«И его тоже заносит… как отца…» — подумала Раннэиль, выступив вперёд и положив руку на плечо сына. По тому, как отвёл глаза Остерман, она поняла: да, уже сожгли. А подложного завещания по недостатку времени не изготовили. Заранее-то страшно было, а сейчас не хватило какого-то получаса. Теперь в совершенно ином свете представал поступок Макарова, который собирался до срока покинуть покои царя. Что ж, Алексей Васильевич и сейчас там, в покоях. Там и пребудет, пока Кузнецов с ним не побеседует приватно.
— Если я верно поняла, никто не может предъявить завещания государева, — печально проговорила она, стараясь не глядеть никому в лицо. Боялась, что даже её выдержки не хватит.
— Увы, ваше императорское величество, — от партии «благоразумных» выступил всё тот же Остерман — пожалуй, самый умный из всех проходимцев разной степени знатности, собравшихся в этом зале. — Пётр Петрович совершенно прав, и таковой документ мы все своими подписями заверяли. Но, к превеликому сожалению, поиски ничего не дали. Ни в личной канцелярии его императорского величества, ни в архиве Сената документ сей не сыскался.
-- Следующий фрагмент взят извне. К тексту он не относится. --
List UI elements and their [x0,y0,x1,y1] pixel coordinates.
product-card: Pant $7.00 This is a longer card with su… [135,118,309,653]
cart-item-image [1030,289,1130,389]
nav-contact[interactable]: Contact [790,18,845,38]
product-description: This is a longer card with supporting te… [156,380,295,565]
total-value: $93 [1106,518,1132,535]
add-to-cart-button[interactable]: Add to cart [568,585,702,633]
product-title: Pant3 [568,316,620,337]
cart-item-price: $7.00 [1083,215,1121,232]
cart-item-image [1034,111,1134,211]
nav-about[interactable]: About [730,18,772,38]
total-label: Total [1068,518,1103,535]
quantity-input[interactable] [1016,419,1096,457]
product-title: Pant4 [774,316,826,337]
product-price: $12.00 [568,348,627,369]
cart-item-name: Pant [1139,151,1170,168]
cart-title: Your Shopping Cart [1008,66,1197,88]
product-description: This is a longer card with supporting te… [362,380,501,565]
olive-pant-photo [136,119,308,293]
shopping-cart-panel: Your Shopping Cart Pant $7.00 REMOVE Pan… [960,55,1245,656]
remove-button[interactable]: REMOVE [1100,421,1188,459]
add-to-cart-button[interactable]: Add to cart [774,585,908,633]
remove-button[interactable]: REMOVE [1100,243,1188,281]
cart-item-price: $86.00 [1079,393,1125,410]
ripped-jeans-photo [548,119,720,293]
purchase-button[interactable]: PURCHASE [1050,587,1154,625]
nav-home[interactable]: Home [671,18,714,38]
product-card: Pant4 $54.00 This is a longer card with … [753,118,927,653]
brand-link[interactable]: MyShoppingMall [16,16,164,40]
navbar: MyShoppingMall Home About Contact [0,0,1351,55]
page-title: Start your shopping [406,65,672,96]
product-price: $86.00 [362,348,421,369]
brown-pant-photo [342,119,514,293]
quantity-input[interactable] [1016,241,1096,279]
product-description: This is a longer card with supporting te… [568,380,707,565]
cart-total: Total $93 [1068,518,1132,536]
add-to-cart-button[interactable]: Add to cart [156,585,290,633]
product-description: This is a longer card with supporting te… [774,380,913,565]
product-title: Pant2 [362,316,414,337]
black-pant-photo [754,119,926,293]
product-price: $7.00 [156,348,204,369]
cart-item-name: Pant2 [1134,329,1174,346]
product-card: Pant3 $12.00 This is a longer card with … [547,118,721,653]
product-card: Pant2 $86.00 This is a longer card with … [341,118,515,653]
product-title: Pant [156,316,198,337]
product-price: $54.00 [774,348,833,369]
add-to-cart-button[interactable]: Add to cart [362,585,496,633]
— А что же это вы, Андрей Иванович, такой беспорядок в канцелярии развели, что документы государственной важности пропадают? — альвийка говорила по-прежнему печально, но голос её сделался твёрже. — Или не дорожите вы своим местом?.. Ладно, вопрос сей обсудим после, в более подходящей обстановке. Нынче же хочу сказать, что будь у нас перед глазами завещание, мы бы все поступили так, как повелевает нам долг и воля покойного государя, супруга моего. Но если завещания нет, то в силу вступает иной закон. Тот, по которому престол наследует старший сын, и лишь в прискорбное отсутствие сыновей — ближайший родич по мужеской линии.
Вот она, цена упущенного времени. Удар ниже пояса. Альвы никогда не считали этот приёмчик запретным. Сейчас Раннэиль испытала злое удовольствие от побелевшего, словно мука, лица Бестужева. Она помнила, что когда-то с этого человека началось её знакомство с Россией, и была ему за то благодарна. Но сейчас он поднял руку на её детей.
Княжна Таннарил нанесла ответный удар в своей излюбленной манере. Когда речь заходила об интересах Дома, сантименты были ей всегда чужды.
— Вы тоже правы, Алексей Петрович, — неожиданно произнёс Петруша, явно выдержав некую внутреннюю борьбу. — Мне слишком мало лет, чтобы я мог быть настоящим государем. На то батюшка и предусматривал статью о регентстве матушки надо мною до того дня, когда мне исполнится восемнадцать. Значит, так тому и быть… Да, Андрей Иваныч, сие есть мой первый указ. Садись и пиши.
Может, кому-то и показалось бы, что всё прошло так легко, но Раннэиль знала истинную цену этой лёгкости. Никиты Степановича не видать и посейчас, зато видны результаты его действий. Не нужно было гадать, кто нашёл слабое место заговора и метко по нему ударил; кто взбаламутил гвардию и тем привёл заговорщиков в состояние паники… О, бог людей… Какие ничтожества. И Бестужев, пакостник известный, и прочие, что даже сейчас волками глядят, и Остерман, что всегда успевает вовремя переметнуться на сторону победителя, и Пётр, Алексеев сынок. Недаром при виде внука дед морщился, словно от отвращения, и старался как можно более сократить время беседы с ним. Сейчас юноша был бледен до синевы, и смотрел на альвийку с запредельным ужасом.
— Я не хотел, — шептал он, и Раннэиль прекрасно его слышала в негромком гуле голосов, наполнивших зал. — Они сказали, что не причинят никакого вреда вам.
— Ох, и дурак же ты, Петрушка, — малолетний дядюшка посмотрел на племянничка снизу вверх. И не с гневом, а с сожалением. — Какой дурак…
Разумеется. Кого ещё могли провозгласить своим знаменем ничтожества, если не дурака? Но если Раннэиль чего-то и боялась всерьёз, так это победы ничтожеств. Ведь именно они, одержав верх — силой ли, происками врагов государства ли — проявляют такую звериную жестокость к побеждённым, что оторопь берёт. Они станут молить о пощаде. Разве только Бестужев не станет, этот хоть и зловредный тип, но гордец. Ради жизни своих детей Раннэиль обязана додавить их до конца. Всех. Без исключения. Они никогда и никому не простят своего поражения.
Потому что ничтожества.
А из-за окна доносились голоса гвардейцев. Не иначе им кто-то поведал в сильно сокращённом виде всё случившееся. Раннэиль показалось, будто она различает знакомый голос вице-канцлера. И под конец вооружённая толпа разразилась криками «Виват императору! Ура, Пётр Петрович!»